Katie (whose makeup looks amazing, by the way, after a night of sleeping on the sand) tries hard to keep a low profile, but is eventually drawn to Alex’s sheer good-guy-ness. (Surely you’re not surprised.) She buys a gallon of “Fresh Start” paint (get it?) to cover up the kitchen floors in the secluded woodland cabin in which she’s going to begin her new life.
At this point, however, we still don’t know much about her old life. But flashbacks reveal bits of domestic-nightmare “Sleeping With the Enemy” DNA with every peek behind the curtain. The movie also interrupts the idyllic day-to-day rhythms of Southport to remind us of the threatening, escalating investigation by the police detective (David Lyons) in Boston, who’s disturbingly obsessed with tracking Katie down…
Meanwhile, Katie also makes a new friend, another young, curiously rootless woman named Jo (Cobie Smulders, Robin on TV’s “How I Met Your Mother”), who becomes her confidant, cheerleader and soul mate. “Life is full of second chances,” Jo tells her.

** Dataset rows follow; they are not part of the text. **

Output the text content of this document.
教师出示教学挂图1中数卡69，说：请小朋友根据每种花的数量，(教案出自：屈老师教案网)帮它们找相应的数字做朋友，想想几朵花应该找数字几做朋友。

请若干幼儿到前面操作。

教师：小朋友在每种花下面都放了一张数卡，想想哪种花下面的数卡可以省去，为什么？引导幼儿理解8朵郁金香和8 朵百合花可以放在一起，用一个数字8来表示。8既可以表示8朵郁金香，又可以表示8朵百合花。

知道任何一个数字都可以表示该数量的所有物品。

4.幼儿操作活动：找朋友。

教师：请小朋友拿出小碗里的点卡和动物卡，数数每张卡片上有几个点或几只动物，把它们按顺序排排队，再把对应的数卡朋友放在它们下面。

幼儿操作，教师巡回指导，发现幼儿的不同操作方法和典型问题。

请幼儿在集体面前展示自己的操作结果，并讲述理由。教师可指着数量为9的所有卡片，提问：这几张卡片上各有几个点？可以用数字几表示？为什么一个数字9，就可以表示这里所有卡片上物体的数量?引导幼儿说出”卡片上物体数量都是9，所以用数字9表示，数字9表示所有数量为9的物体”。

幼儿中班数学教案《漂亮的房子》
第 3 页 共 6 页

“Second chances” may be the main theme of this story, but “surprises” comes in a close second. Of course, no one in Southport knows who Katie really is—and boy, are they ever surprised when they find out…or think they’ve found out…or find out what…oh, whatever. But there are other surprises, too, and one of them is a real golly-whopper.
“Safe Haven” takes its own sweet time to get to where it’s going, often moving along at the pace of that leisurely paddled canoe, at least until the final 20 minutes, when it arrives at the big, explosive, action-y roll call of everything and everyone, in one place, at one time, plus fireworks.
But acclaimed Swedish director Lasse Hallström (“The Cider House Rules,” “Salmon Fishing in the Yemen,” and one other Sparks-to-screen adaptation, “Dear John”) is certainly no slouch behind the camera, and he seems to be giving his audience exactly what his audience wants. “Safe Haven,” released on Valentine’s Day, has all the elements of a perfectly calibrated crowd-pleaser, especially for the females to which Sparks’ novels are targeted.
But many males may also be able to relate, in a perverse way, to the scene in which Katie is coerced into one of the town’s maritime customs, nighttime fish gigging. As she plunges a spear into the water and immediately pierces a hapless flounder—a quick, clean, get-it-over-with kill—a lot of guys who find themselves on the long, strung-out hook-and-line for another date-night Sparks-fest of wet Southern kisses, soaking rain and soul-bearing seaside conversations might find themselves secretly wishing for the same swift, merciful fate.